Guiding a group of curious children through the underbrush, Andrews and her young companions encountered a disheartening sight. A wave of debris greeted them: broken bottles, discarded truck tires, and even a complete bed frame lay scattered amidst the trees.

Andrews took it upon herself to clean up the area and create a space for children to play and learn about native plants and animals. As she undertook this audacious restoration project, a question began to gnaw at her thoughts: Had there truly been a Franklin Woodland Trail in the past?

"There was some evidence that there had once been a pathway, so I started trying to uncover it," Andrews said. "As I progressed, I was not quite sure; maybe I was following an animal trail, but then I found a shopping cart and a clearing that had apparently been home to homeless people at some point."

Andrews spent six months blazing a path through the brush with the help of her husband. Between working on the derelict pathways, she wondered why the sign was put up in the first place.

"There was no record of it anywhere, Andrews said. "I went through all kinds of archives."

She ventured into the Reisterstown library's history room, and lo and behold, buried within those forgotten pages, lay the answer.

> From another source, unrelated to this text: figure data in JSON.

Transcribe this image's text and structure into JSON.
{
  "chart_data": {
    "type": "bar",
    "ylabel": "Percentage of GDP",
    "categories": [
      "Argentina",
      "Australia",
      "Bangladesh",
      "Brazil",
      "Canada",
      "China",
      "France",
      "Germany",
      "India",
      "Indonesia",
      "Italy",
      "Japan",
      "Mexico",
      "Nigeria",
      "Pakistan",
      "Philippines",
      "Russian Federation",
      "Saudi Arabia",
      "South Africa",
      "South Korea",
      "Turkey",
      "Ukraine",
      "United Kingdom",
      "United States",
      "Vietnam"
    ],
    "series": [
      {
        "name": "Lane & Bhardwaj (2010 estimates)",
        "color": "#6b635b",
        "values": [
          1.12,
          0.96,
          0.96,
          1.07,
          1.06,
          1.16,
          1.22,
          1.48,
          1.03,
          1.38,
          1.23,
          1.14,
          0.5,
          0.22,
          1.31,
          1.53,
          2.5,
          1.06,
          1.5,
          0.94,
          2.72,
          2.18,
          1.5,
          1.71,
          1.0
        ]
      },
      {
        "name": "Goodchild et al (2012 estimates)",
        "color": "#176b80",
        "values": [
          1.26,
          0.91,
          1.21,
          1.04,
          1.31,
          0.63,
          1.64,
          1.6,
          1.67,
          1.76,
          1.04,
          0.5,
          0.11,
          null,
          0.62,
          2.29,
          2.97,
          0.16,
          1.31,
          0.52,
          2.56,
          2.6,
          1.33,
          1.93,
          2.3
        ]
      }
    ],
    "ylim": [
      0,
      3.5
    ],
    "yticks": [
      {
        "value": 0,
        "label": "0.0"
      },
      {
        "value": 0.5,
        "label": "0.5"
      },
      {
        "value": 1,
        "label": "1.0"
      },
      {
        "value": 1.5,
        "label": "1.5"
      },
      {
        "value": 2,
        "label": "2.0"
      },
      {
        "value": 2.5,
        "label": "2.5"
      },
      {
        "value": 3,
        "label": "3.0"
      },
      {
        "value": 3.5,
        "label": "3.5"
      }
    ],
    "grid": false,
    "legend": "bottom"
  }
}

According to Andrews, the trail was part of an initiative started by a Franklin Elementary principal in the 1970s. Art, English, and Science classes were held outside so students could connect with nature. Sadly, when the principal departed, the trail was abandoned, left to wither in the shadows of obscurity.

Franklin Woodland Trail is not officially recognized by Baltimore County Parks and Recreation. It sits on land owned by the board of education, limiting what can be done to the property. Despite these challenges, Andrews went forward with her plans for revitalization.

Work on the trail progressed slowly before Andrews decided to share her pet project with the community. She contacted the Reisterstown Improvement Association (RIA), who immediately backed the idea.

"I initially called it the library loop, but after a while, I decided it would be best to get the community behind me and see what we can really do," Andrews said.

RIA offered Andrews a seat on the board and initiated a cleanup event for the trail on the second Saturday of every month. With the unwavering support of the RIA, Andrews embarked on a quest for grants to finance the ambitious restoration. Her efforts bore fruit when the project secured a state grant of $40,000 and a county grant of $100,000. Empowered by these newfound resources, Andrews, RIA, and a group of dedicated volunteers set out to transform the decaying remnants into a trail that would inspire awe and wonder.

Trash was cleared, bushes were trimmed, and the pathway was slowly resurrected from its slumber. As public support swelled, the trail began to blossom, welcoming a series of captivating "points of interest." A whimsical "mud kitchen" emerged, inviting children to embrace their creativity, while a charming canoe nestled among the foliage beckoned young adventurers to dream and explore.

The "mud kitchen" at Franklin Woodland Trails. (Credit: Jeanne Andrews/ Facebook)

To Andrews, this trail was far more than a pet project. It was a portal into the soul of Reisterstown—a testament to the community's resilience and a gateway for locals to forge meaningful connections.

"I am happy to see people every time I'm out there. If another person is walking a dog or some little kids playing, my heart just melts," Andres said.

This Saturday, the trail will once again come alive with community spirit. Anyone who desires to lend a hand, to witness the power of collective action is warmly welcomed.